После собрания глубокой ночью мы сидим втроем в греческом ресторане в Латинском квартале — Майя, я и наш метропольский друг поэт Юра Кублановский. Мы не видели его со времени отъезда из СССР, то есть почти три года. Юра на Западе совсем еще новичок, всего семь месяцев, как объявился; гэбэшка давила его несколько лет: собирайте вещички, мы вам тут в гениях ходить не дадим, уезжайте сами на закат или повезем к восходу. Русский патриот Юра не хотел расставаться с неласковой родиной, старался удержаться, уходил в бега, промышлял на хлеб и стакан портвейна всякими несчастными способами. Однажды, рассказывает он, было так: на Белом море мы ныряли и ловили морских звезд, потом их красили и продавали в Сочи, на море Черном. Прошлой осенью все-таки додавили, собрал свой небольшой багаж. Гэбэшники вздохнули с облегчением. Юра Кублановский по-прежнему ходит в гениях, но все же в Париже, а не в Москве, где гениев столько, что все время с помощью гэбэ приходится освобождаться от избытка.

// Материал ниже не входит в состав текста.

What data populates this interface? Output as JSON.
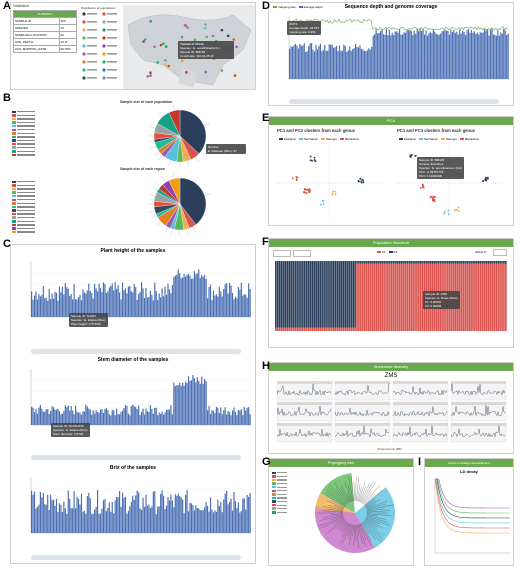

Уже почти все гуляки разошлись, в Латинском квартале стало тихо, а мы сидим и вспоминаем большой нелепый город с величественным метрополитеном. Вот нечто Юрино:
На следующий день мы прилетели в Милан. Серое небо, мелкий дождичек. Довольно стильно. Милану при всей итальянскости не очень идет яркое солнце. Быстро мелькает ногами и руками наша миланская подруга, золото на запястьях, на шее, на щиколотках. Резкие повороты руля, переругивание с карабинерами. Город запружен войсками и полицией — приехал сюда, кроме нас, еще один человек — папа Войтыла. Оставляем чемоданы в доме, где будет проходить конференция. Он называется Палаццо Экс-Стеллино. Неплохое название для конференции русских эмигрантов — Дворец Бывших Звезд. На улицу и за угол. Здравствуйте, пожалуйста, — капелла с «Тайной вечерей» Леонардо да Винчи. Выйдя из капеллы, замечаем довольно высокого и плотного немецкого туриста в солидном костюме и белых ботинках. Господи, да это Фриц! Неуклюжие объятия. Тоже не виделись почти три года! Еще один метрополец — Фридрих Горенштейн. Через несколько минут все уже выглядит вполне естественно — мы прогуливаемся по Милану вместе с Фрицем Горенштейном, рассматриваем собор и выстроенные под арками подразделения берсальеров в их смешных колпаках с кисточками. «Что же столько войск, и все из-за ЭТОГО папы?» — спрашивает Горенштейн со свойственным ему не вполне адекватным ударением, в данном случае на слове «этого», как будто есть еще какой-нибудь другой папа, не ЭТОТ.
В общем, Горенштейн доволен своей жизнью в Берлине. Денег мало, но пишется хорошо, а стало быть, жива постоянная писательская мечта о лучших деньгах. Книги кое-где переводятся, начинают даже и кинорежиссеры подъезжать с предложениями. Есть кое-какое русское общество, с которым можно сентиментально прогуляться вдоль важнейшего социалистического монумента — Берлинской стены. Фриц вызвал в левых германских кругах некоторый скандален, опубликовав эссе под названием «Идеологические проблемы берлинских туалетов». Некое культурное общество заказало перевод этого эссе, но, прочтя текст, было весьма шокировано: как можно так издеваться над прогрессивными идеями!